Scene 5: The Prince’s Tale

SNAPE: Lily in the Sky with Diamonds…

LILY: (slaps Snape)

You called me Mudblood! Go darn yourself to heck!

VOLDEMORT: Voldemort, Voldemort, ooo Voldy Voldy Voldy Voldemort! Muahahahahaaa!!

HARRY: Where am I?

DUMBLEDORE: (meditating)

Om Shanti……………..

HARRY: DUMBLEDORE! I’m dead and you’re meditating!!!! Firebolt you!!!

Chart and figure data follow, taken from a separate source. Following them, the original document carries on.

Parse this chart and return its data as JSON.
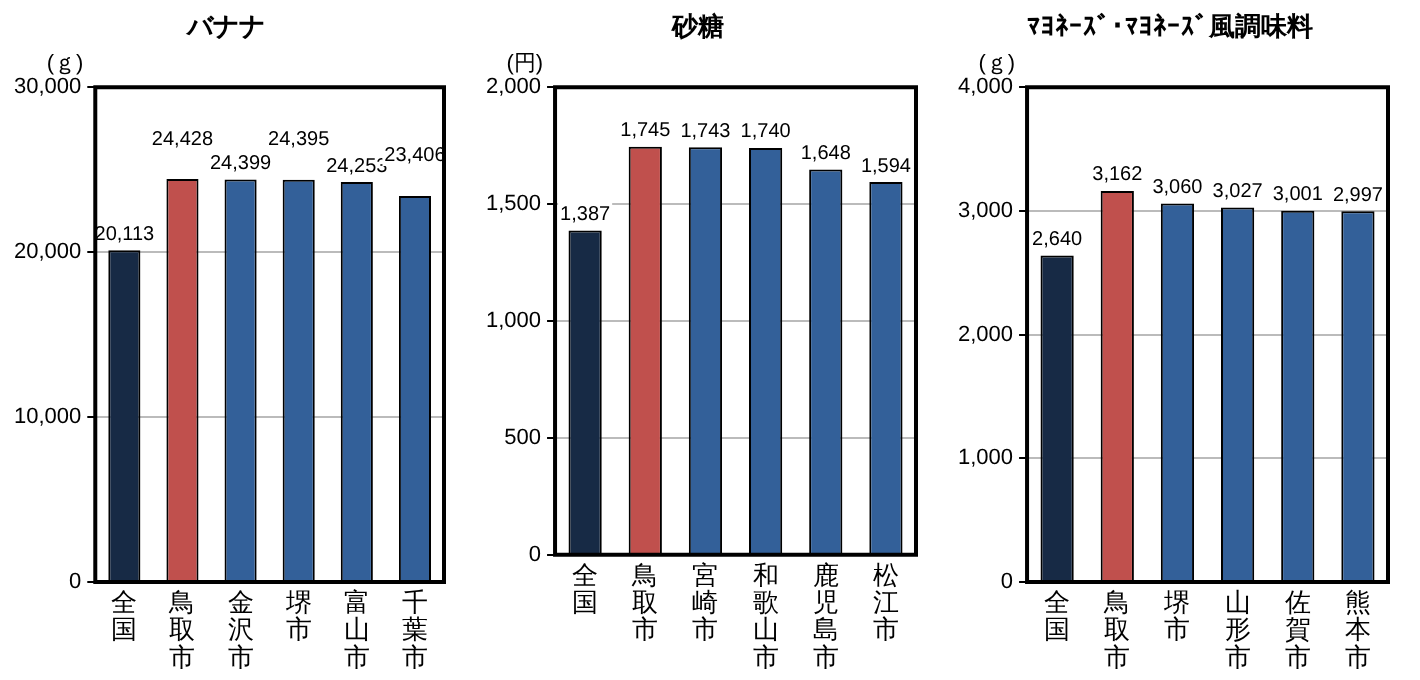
{
  "chart_data": [
    {
      "type": "bar",
      "title": "バナナ",
      "ylabel": "(ｇ)",
      "categories": [
        "全国",
        "鳥取市",
        "金沢市",
        "堺市",
        "富山市",
        "千葉市"
      ],
      "values": [
        20113,
        24428,
        24399,
        24395,
        24253,
        23406
      ],
      "colors": [
        "#172a45",
        "#c0504d",
        "#336099",
        "#336099",
        "#336099",
        "#336099"
      ],
      "value_labels": [
        "20,113",
        "24,428",
        "24,399",
        "24,395",
        "24,253",
        "23,406"
      ],
      "ylim": [
        0,
        30000
      ],
      "yticks": [
        {
          "value": 0,
          "label": "0"
        },
        {
          "value": 10000,
          "label": "10,000"
        },
        {
          "value": 20000,
          "label": "20,000"
        },
        {
          "value": 30000,
          "label": "30,000"
        }
      ],
      "grid": "y"
    },
    {
      "type": "bar",
      "title": "砂糖",
      "ylabel": "(円)",
      "categories": [
        "全国",
        "鳥取市",
        "宮崎市",
        "和歌山市",
        "鹿児島市",
        "松江市"
      ],
      "values": [
        1387,
        1745,
        1743,
        1740,
        1648,
        1594
      ],
      "colors": [
        "#172a45",
        "#c0504d",
        "#336099",
        "#336099",
        "#336099",
        "#336099"
      ],
      "value_labels": [
        "1,387",
        "1,745",
        "1,743",
        "1,740",
        "1,648",
        "1,594"
      ],
      "ylim": [
        0,
        2000
      ],
      "yticks": [
        {
          "value": 0,
          "label": "0"
        },
        {
          "value": 500,
          "label": "500"
        },
        {
          "value": 1000,
          "label": "1,000"
        },
        {
          "value": 1500,
          "label": "1,500"
        },
        {
          "value": 2000,
          "label": "2,000"
        }
      ],
      "grid": "y"
    },
    {
      "type": "bar",
      "title": "ﾏﾖﾈｰｽﾞ･ﾏﾖﾈｰｽﾞ風調味料",
      "ylabel": "(ｇ)",
      "categories": [
        "全国",
        "鳥取市",
        "堺市",
        "山形市",
        "佐賀市",
        "熊本市"
      ],
      "values": [
        2640,
        3162,
        3060,
        3027,
        3001,
        2997
      ],
      "colors": [
        "#172a45",
        "#c0504d",
        "#336099",
        "#336099",
        "#336099",
        "#336099"
      ],
      "value_labels": [
        "2,640",
        "3,162",
        "3,060",
        "3,027",
        "3,001",
        "2,997"
      ],
      "ylim": [
        0,
        4000
      ],
      "yticks": [
        {
          "value": 0,
          "label": "0"
        },
        {
          "value": 1000,
          "label": "1,000"
        },
        {
          "value": 2000,
          "label": "2,000"
        },
        {
          "value": 3000,
          "label": "3,000"
        },
        {
          "value": 4000,
          "label": "4,000"
        }
      ],
      "grid": "y"
    }
  ]
}
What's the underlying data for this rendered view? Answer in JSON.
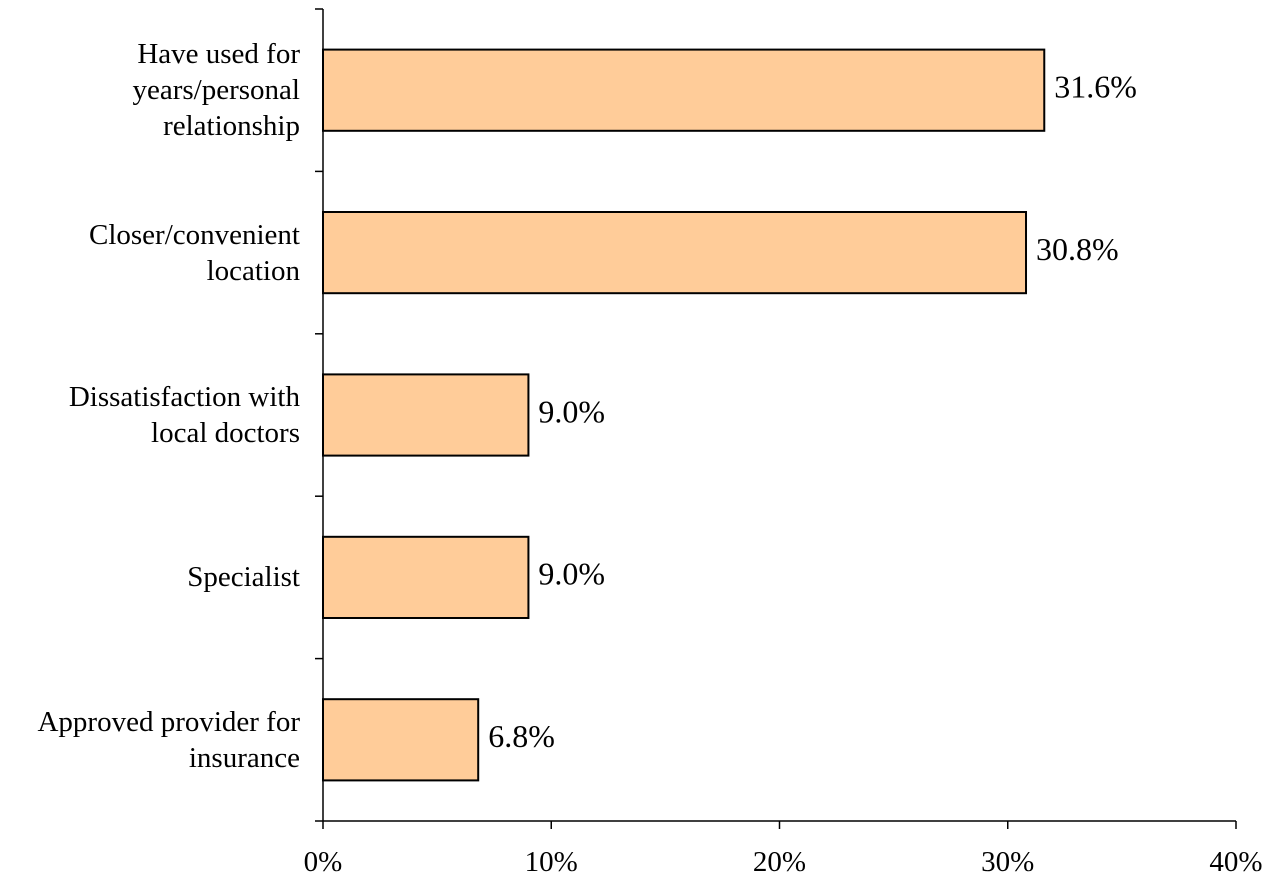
{
  "chart_data": {
    "type": "bar",
    "orientation": "horizontal",
    "title": "",
    "xlabel": "",
    "ylabel": "",
    "categories": [
      [
        "Have used for",
        "years/personal",
        "relationship"
      ],
      [
        "Closer/convenient",
        "location"
      ],
      [
        "Dissatisfaction with",
        "local doctors"
      ],
      [
        "Specialist"
      ],
      [
        "Approved provider for",
        "insurance"
      ]
    ],
    "values": [
      31.6,
      30.8,
      9.0,
      9.0,
      6.8
    ],
    "value_labels": [
      "31.6%",
      "30.8%",
      "9.0%",
      "9.0%",
      "6.8%"
    ],
    "xlim": [
      0,
      40
    ],
    "xticks": [
      0,
      10,
      20,
      30,
      40
    ],
    "xtick_labels": [
      "0%",
      "10%",
      "20%",
      "30%",
      "40%"
    ],
    "grid": false,
    "legend": "none",
    "colors": {
      "bar_fill": "#FFCC99",
      "bar_stroke": "#000000",
      "axis": "#000000"
    }
  }
}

DUMBLEDORE: No. You can go back and fight the crap out of ol’ Voldy!!! In the meantime, I’m going to find Grindelwald and talk to him…he dumped me AGAIN.

Well, Tootles!!!

VOLDEMORT: Let’s see how the Boy Who Lived matched his powers with Voldemort, the Almighty Lord who conquered-

HARRY: AVADA KEDAVRA!!!

VOLDEMORT: What the-

(Dies)

(Silence)

PEEVES: We did it, we bashed them, wee Potter’s the one,

And Voldy’s gone Moldy, so now let’s have fun!

HARRY: That was fun! I want to do it again! Do you still have that Time-Turner, Hermione?